１マイク２Ａ／Ｄ変換器３ＣＰＵ４ＲＯＭ５ＲＡＭ６システムバス 1 Microphone 2 A / D converter 3 CPU 4 ROM 5 RAM 6 System bus

Claims

[Claims]

1. A speech recognition apparatus by dynamic programming using state transition probabilities, which uses a statistical distance measure based on the assumption of normal distribution as a spectral distance measure, and a covariance matrix representing the variance of a normal distribution. A voice recognition device characterized in that is obtained separately for each state.

2. The voice recognition device has an analysis unit for analyzing input voice to obtain a parameter, and the static feature and the dynamic feature are derived by the analysis and are used together during recognition. The voice recognition device according to claim 1.

3. The integration axis of the dynamic programming is placed on the side of the standard pattern and is normalized by the number of states.
The voice recognition device described in 1.
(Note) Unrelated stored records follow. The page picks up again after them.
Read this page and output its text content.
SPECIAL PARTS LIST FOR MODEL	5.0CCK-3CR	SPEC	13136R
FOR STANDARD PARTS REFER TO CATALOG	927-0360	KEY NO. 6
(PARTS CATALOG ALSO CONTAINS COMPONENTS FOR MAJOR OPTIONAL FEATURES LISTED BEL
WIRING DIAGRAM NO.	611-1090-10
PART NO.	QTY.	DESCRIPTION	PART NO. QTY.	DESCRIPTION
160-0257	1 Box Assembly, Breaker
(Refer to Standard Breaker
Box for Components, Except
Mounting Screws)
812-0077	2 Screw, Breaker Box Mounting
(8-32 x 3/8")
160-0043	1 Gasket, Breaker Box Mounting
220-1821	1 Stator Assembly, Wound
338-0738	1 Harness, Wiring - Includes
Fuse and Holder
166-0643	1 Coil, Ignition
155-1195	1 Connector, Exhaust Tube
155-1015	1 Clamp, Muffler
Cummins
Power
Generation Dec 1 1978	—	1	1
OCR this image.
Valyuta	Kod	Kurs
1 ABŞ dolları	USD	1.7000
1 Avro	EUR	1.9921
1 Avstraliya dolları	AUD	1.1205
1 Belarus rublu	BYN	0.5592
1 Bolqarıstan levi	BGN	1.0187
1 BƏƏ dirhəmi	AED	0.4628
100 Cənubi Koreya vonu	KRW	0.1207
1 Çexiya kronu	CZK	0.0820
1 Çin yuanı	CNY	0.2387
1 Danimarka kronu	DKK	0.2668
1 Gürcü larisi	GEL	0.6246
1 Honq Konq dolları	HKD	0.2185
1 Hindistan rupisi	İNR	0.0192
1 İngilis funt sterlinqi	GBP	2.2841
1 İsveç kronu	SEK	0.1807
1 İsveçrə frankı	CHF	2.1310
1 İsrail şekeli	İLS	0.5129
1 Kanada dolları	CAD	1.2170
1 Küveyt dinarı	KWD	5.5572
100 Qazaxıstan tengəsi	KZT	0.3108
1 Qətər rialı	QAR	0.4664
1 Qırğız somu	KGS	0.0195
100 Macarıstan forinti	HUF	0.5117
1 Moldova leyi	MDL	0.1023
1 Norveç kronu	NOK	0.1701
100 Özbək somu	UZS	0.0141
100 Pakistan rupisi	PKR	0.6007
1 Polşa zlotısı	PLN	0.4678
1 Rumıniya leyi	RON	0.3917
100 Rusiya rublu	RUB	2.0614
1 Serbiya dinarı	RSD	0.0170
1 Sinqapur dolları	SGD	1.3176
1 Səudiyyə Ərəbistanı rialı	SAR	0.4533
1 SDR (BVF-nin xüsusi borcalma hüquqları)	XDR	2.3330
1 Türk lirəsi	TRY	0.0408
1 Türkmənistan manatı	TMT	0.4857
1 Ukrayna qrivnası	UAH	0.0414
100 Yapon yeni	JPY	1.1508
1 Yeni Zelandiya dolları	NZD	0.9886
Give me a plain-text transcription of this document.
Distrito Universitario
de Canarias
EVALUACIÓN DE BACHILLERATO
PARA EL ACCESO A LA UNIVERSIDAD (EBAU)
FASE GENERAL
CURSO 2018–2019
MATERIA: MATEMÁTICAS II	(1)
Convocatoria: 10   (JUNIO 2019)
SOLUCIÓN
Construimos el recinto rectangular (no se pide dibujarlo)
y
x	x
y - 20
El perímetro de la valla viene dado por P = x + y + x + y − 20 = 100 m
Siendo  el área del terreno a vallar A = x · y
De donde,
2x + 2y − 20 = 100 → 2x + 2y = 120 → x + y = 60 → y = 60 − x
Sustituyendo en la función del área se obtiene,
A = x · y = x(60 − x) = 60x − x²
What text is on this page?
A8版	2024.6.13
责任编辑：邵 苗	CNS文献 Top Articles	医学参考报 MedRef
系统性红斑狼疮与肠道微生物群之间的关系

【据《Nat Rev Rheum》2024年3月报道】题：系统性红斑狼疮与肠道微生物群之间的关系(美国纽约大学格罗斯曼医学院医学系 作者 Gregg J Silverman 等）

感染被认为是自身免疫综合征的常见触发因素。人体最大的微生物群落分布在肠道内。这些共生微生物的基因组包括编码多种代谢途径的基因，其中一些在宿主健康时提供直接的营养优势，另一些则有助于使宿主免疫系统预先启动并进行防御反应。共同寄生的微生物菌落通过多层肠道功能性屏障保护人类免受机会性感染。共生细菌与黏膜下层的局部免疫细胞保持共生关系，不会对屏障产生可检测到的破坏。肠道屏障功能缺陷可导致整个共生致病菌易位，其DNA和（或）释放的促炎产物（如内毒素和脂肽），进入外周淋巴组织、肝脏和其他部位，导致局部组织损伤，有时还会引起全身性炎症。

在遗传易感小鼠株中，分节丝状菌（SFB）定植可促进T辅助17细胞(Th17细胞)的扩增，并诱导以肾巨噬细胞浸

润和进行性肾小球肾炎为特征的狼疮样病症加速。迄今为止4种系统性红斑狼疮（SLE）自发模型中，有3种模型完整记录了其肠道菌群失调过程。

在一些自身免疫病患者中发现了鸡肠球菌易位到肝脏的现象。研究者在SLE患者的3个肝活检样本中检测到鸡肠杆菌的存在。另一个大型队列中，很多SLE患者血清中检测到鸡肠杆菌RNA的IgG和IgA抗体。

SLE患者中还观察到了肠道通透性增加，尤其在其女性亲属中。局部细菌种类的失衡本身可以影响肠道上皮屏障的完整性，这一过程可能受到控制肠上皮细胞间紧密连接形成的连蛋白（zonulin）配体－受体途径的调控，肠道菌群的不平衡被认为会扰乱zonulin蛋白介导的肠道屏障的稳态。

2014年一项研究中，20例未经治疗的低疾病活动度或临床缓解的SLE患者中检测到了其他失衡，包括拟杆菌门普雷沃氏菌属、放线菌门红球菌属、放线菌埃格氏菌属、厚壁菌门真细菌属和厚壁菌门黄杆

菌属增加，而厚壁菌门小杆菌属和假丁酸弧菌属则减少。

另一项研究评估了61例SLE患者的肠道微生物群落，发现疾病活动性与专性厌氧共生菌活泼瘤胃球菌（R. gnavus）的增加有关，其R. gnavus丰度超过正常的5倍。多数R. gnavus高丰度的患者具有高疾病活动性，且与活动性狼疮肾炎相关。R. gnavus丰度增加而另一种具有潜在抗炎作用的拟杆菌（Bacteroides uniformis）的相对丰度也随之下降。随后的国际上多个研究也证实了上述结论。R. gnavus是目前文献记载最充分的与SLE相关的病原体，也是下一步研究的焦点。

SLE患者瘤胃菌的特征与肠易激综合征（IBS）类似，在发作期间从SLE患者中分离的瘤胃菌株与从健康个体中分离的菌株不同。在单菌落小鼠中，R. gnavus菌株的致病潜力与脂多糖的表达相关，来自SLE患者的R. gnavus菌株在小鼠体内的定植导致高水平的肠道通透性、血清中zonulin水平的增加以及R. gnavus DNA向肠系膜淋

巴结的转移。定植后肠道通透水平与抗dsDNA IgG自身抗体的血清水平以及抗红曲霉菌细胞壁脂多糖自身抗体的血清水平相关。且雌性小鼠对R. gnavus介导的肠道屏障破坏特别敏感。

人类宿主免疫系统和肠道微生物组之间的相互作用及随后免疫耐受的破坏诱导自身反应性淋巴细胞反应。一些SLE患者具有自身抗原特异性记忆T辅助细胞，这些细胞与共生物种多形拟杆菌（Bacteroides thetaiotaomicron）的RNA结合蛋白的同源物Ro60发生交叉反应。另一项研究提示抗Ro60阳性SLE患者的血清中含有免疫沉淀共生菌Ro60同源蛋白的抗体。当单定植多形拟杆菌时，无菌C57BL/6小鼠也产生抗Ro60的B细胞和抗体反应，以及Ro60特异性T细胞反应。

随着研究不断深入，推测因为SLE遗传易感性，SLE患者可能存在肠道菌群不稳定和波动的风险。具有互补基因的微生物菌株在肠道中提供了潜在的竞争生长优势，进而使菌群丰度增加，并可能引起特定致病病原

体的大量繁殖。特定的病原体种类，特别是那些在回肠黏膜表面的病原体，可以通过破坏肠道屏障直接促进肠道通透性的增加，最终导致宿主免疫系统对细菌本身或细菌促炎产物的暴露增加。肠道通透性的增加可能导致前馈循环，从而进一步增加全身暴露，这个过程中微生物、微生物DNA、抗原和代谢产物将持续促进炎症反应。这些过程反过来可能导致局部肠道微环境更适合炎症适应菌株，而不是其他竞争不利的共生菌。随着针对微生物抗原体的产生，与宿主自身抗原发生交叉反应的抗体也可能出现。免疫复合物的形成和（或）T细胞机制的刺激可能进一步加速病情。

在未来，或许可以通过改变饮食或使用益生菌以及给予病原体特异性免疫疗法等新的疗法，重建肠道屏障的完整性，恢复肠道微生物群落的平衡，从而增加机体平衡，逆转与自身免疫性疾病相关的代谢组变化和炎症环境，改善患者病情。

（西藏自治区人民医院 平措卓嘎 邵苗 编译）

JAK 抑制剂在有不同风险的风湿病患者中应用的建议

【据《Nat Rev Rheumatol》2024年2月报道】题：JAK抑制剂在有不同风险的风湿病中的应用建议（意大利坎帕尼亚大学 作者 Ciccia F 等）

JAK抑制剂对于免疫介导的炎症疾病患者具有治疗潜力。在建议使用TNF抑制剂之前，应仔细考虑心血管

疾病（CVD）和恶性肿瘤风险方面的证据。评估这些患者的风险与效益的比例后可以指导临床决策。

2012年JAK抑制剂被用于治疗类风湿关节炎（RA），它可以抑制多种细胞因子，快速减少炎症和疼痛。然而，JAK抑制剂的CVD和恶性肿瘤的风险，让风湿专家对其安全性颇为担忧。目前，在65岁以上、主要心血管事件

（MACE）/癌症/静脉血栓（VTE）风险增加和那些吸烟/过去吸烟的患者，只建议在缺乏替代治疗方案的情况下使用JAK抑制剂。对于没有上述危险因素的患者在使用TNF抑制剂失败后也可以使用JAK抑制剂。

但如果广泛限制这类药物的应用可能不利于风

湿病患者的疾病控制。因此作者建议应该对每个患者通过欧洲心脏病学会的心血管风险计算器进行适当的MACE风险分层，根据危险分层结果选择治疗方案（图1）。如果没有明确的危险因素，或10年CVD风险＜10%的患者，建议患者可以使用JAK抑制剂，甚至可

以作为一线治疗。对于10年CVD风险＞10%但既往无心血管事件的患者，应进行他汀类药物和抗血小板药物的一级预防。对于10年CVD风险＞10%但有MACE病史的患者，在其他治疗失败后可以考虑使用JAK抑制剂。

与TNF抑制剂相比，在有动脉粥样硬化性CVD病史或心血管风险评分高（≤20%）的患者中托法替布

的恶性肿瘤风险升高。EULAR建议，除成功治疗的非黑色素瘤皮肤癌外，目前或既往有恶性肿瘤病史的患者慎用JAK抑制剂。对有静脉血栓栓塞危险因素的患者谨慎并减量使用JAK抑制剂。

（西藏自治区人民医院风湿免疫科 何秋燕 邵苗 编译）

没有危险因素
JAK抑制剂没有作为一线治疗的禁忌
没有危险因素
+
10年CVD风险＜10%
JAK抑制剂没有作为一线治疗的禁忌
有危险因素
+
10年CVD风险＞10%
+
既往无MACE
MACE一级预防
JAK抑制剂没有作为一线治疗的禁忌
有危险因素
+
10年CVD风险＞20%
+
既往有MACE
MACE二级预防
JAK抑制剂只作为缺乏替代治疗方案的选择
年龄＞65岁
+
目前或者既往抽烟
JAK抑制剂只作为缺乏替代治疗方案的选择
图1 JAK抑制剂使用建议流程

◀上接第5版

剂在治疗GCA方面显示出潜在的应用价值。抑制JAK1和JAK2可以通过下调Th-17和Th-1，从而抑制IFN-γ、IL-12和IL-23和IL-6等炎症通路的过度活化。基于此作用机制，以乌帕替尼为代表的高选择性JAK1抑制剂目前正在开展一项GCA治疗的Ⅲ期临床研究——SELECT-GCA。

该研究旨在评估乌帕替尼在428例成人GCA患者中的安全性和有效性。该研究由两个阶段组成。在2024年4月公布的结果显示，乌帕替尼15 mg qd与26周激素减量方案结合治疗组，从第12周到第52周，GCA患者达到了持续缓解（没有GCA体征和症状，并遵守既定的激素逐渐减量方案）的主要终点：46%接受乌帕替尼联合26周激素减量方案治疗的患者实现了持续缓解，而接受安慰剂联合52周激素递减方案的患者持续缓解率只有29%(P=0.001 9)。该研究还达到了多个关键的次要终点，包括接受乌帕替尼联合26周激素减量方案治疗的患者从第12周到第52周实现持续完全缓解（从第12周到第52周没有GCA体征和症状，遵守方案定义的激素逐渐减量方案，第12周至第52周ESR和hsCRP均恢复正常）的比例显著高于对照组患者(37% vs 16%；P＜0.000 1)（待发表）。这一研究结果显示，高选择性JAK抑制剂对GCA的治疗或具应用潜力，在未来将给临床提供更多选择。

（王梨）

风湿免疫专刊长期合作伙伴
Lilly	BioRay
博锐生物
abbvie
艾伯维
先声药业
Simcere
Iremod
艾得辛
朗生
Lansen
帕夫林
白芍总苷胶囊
4. A speech recognition method by dynamic programming using state transition probabilities, wherein a statistical distance measure based on the assumption of normal distribution is used as a distance measure of the spectrum, and a covariance matrix representing the variance of the normal distribution. A method for recognizing speech, characterized in that is calculated separately for each state.

5. The voice recognition is performed by using a parameter obtained by analyzing an input voice, deriving a static feature and a dynamic feature by the analysis, and using them together for recognition. Speech recognition method described in.

6. An integration axis of the dynamic programming is placed on the side of a standard pattern and is normalized by the number of states.
Speech recognition method described in.